Snyder envisions a fleet of UUVs mapping the ocean floor and our lakes and rivers, much as Google Maps vehicles have mapped our streets. Other applications include underwater exploration and pipeline monitoring.

UAVs (unmanned aerial vehicles)

UAVs above us is a trickier proposition, although rice farmers in Japan have been using small unmanned helicopters to spray their rice fields for years.

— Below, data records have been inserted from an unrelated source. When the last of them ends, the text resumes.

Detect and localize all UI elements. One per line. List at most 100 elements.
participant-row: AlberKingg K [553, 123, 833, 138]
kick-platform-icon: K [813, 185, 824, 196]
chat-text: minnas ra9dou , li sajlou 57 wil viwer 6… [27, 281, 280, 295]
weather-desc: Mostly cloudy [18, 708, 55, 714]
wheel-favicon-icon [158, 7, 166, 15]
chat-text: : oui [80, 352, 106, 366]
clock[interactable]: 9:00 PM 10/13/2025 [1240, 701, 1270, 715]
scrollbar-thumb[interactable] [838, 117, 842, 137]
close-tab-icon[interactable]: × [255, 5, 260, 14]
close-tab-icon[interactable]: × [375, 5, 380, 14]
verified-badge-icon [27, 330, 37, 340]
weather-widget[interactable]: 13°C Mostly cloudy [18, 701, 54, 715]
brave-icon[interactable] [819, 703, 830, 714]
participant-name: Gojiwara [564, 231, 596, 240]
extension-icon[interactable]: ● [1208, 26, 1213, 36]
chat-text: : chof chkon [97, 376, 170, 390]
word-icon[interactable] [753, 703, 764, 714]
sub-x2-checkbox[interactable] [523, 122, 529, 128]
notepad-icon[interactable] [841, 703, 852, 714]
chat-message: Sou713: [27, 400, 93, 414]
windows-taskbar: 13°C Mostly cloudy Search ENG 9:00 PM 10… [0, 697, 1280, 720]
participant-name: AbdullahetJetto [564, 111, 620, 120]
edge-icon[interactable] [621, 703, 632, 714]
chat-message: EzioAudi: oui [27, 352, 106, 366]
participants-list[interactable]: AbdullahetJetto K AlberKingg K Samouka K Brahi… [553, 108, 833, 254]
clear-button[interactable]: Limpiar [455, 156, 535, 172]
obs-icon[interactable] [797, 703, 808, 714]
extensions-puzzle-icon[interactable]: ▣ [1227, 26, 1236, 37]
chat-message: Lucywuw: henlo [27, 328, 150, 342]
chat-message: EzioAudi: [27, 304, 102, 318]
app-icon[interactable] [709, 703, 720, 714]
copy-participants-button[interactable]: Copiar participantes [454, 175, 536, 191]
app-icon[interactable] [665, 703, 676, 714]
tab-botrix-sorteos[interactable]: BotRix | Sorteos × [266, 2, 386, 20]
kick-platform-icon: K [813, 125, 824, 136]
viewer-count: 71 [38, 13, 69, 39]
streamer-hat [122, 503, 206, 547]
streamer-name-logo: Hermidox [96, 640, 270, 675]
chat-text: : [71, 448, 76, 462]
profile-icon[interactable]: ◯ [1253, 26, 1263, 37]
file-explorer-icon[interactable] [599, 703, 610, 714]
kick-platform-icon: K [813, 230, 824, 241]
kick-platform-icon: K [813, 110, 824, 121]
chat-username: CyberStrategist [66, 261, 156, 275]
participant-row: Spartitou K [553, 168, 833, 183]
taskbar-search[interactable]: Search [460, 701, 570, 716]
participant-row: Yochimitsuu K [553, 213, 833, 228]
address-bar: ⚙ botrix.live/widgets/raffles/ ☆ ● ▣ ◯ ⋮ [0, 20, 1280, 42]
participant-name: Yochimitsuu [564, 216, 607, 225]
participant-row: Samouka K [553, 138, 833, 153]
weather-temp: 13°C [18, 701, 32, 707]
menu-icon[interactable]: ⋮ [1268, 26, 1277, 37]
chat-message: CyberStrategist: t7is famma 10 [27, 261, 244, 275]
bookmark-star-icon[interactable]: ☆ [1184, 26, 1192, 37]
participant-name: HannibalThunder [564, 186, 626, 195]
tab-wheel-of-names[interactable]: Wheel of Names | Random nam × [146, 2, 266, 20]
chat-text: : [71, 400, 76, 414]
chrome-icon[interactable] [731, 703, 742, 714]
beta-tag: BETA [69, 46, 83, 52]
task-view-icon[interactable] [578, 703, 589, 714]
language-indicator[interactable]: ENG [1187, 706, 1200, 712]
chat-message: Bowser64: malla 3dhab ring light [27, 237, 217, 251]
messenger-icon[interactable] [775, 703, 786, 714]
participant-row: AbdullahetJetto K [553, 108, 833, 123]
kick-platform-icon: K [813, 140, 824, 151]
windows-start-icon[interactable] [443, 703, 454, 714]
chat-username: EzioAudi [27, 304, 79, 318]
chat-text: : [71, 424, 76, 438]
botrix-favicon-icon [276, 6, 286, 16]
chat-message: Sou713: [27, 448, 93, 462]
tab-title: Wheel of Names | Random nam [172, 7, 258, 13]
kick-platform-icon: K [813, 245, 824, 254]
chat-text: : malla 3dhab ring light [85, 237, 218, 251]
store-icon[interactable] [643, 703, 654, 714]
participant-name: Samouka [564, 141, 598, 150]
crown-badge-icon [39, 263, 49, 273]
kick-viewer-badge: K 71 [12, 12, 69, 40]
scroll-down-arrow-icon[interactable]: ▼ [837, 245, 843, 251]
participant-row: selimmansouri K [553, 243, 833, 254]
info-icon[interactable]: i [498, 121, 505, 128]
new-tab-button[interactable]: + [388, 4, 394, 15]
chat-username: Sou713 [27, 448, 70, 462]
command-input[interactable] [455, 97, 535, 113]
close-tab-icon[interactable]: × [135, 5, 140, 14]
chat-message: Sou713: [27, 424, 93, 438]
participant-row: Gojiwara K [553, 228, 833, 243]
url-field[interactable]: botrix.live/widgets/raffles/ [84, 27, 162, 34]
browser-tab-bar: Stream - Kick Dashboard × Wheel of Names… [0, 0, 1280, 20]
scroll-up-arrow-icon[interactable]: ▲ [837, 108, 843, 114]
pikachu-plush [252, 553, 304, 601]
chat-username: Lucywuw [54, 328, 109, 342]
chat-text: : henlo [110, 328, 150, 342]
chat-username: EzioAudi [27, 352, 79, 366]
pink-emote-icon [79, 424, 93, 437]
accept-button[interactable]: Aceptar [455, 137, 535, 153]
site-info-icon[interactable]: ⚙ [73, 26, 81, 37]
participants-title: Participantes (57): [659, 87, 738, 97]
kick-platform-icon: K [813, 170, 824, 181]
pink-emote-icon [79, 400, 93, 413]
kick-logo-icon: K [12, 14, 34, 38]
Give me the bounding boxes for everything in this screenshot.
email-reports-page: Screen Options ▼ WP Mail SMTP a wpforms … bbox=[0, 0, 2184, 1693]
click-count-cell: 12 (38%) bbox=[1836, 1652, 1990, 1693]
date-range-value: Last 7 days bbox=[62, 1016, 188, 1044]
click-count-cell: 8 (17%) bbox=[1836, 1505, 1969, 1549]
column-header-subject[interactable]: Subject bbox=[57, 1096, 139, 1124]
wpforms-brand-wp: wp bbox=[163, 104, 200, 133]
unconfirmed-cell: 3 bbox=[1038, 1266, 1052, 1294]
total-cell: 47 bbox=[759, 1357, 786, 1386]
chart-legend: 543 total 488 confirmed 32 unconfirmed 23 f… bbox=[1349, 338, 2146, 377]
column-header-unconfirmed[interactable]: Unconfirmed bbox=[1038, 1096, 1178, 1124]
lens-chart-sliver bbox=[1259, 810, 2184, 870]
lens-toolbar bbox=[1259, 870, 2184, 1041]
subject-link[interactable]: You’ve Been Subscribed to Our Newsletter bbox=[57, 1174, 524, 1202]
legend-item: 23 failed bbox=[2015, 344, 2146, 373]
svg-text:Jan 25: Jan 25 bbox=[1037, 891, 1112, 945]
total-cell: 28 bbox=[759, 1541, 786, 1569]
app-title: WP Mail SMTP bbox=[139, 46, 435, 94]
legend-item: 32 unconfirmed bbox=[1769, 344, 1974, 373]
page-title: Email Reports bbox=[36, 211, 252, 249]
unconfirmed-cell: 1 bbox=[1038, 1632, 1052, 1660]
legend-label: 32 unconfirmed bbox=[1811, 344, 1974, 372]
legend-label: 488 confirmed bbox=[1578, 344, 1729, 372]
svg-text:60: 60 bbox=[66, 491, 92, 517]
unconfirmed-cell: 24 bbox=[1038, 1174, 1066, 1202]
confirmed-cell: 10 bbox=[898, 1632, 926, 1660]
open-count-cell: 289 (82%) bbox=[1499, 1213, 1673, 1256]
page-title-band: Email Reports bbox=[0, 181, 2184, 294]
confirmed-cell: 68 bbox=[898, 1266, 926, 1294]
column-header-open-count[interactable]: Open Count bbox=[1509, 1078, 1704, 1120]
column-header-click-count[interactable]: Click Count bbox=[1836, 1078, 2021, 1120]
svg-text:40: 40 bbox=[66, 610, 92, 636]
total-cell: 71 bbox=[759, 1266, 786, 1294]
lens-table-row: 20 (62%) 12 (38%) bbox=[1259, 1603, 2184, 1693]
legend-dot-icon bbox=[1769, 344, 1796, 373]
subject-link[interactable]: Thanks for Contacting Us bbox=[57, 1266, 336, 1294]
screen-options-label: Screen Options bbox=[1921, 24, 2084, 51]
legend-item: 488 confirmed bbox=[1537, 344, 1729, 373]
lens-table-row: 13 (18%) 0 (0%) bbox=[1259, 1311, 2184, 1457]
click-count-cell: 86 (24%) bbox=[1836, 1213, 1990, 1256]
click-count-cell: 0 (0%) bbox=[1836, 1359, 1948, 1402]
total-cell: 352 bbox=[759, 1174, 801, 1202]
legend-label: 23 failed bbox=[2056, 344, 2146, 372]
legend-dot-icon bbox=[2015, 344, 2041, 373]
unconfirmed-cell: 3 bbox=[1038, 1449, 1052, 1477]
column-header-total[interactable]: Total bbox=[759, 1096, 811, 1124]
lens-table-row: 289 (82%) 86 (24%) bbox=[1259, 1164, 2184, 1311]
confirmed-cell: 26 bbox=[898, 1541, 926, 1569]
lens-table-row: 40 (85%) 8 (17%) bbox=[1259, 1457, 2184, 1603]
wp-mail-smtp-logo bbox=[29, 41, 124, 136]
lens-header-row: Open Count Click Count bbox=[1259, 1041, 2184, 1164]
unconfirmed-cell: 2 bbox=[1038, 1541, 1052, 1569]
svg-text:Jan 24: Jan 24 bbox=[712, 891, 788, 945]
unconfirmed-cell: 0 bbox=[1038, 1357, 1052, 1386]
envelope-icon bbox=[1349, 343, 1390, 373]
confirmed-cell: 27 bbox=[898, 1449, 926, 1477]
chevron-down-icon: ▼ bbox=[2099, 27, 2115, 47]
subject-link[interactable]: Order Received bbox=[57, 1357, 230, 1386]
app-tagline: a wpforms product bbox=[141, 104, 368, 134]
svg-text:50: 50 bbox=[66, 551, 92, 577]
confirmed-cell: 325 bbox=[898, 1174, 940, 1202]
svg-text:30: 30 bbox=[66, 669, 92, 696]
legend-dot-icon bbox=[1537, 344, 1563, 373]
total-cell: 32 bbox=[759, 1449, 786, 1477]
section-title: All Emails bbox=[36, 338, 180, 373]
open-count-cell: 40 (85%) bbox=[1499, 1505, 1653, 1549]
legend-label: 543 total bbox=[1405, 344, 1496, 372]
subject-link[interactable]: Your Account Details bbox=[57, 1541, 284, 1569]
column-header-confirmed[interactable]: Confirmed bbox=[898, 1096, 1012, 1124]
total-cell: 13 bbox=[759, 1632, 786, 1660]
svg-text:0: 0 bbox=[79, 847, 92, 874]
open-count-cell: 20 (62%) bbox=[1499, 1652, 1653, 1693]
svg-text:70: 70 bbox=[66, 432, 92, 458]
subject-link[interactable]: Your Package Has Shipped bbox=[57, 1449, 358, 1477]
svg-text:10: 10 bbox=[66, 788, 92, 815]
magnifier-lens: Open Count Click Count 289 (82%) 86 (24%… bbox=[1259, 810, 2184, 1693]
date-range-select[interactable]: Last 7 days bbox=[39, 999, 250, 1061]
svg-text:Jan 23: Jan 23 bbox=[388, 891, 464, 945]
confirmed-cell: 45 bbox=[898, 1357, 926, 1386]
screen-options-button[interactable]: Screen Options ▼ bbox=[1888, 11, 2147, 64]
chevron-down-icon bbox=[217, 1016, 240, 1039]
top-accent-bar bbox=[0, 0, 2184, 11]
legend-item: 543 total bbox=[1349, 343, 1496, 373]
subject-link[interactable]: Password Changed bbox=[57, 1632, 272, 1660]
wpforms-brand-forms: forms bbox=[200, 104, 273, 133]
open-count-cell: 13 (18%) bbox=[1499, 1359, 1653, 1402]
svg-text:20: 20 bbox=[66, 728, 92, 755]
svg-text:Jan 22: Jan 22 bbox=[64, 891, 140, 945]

In the U.S., law enforcement agencies, including the Miami/Dade County Police Department, have been experimenting with the use of UAVs for surveillance purposes.

But the Federal Aviation Administration (FAA), which controls the nation’s air space, has been slow to certify unmanned operations.

"It’s not the FAA saying these things aren’t reliable, they aren’t safe, they’re not useful," Snyder said. "It’s the FAA saying let’s make sure they are safe, let’s make sure we have the rules in place to integrate them and let’s make sure we understand the impact of integrating UAVs in the air space."

When that day comes in the not-too-distant future, Snyder believes, the initial applications will be in the public safety arena and agricultural use.

But while driverless cars might transport humans around on the ground one day, Snyder says he can't foresee a day when passenger airplanes fly without pilots.

"I never foresee a passenger aircraft not having a pilot in the cockpit or not having an operator in the cockpit," Snyder said. "Part of it is human nature and part of it is that it’s going to be a long time before we have that level of confidence in the software and in the systems. But what we might see is unpiloted helicopters being used for medical evacuation in remote locations."

'Not in our lifetime'

Commercial pilot Patrick Smith also believes he won't be losing his job to robotic planes anytime soon. "To compare a UAV to a commercial plane is just outrageous," Smith, who is also author of Salon.com’s "Ask the Pilot" column. "It’s the ultimate apples and oranges comparison, at least where we are right now."

For one thing, human are still flying UAVs — it's just that the pilots are now on the ground, Smith said.

"There’s now this conventional wisdom that planes fly themselves and pilots are just there as monitors. The conventional wisdom is wrong," Smith said.

But will it ever happen? "Not in our lifetime," Smith said. "We’re not remotely close to being there."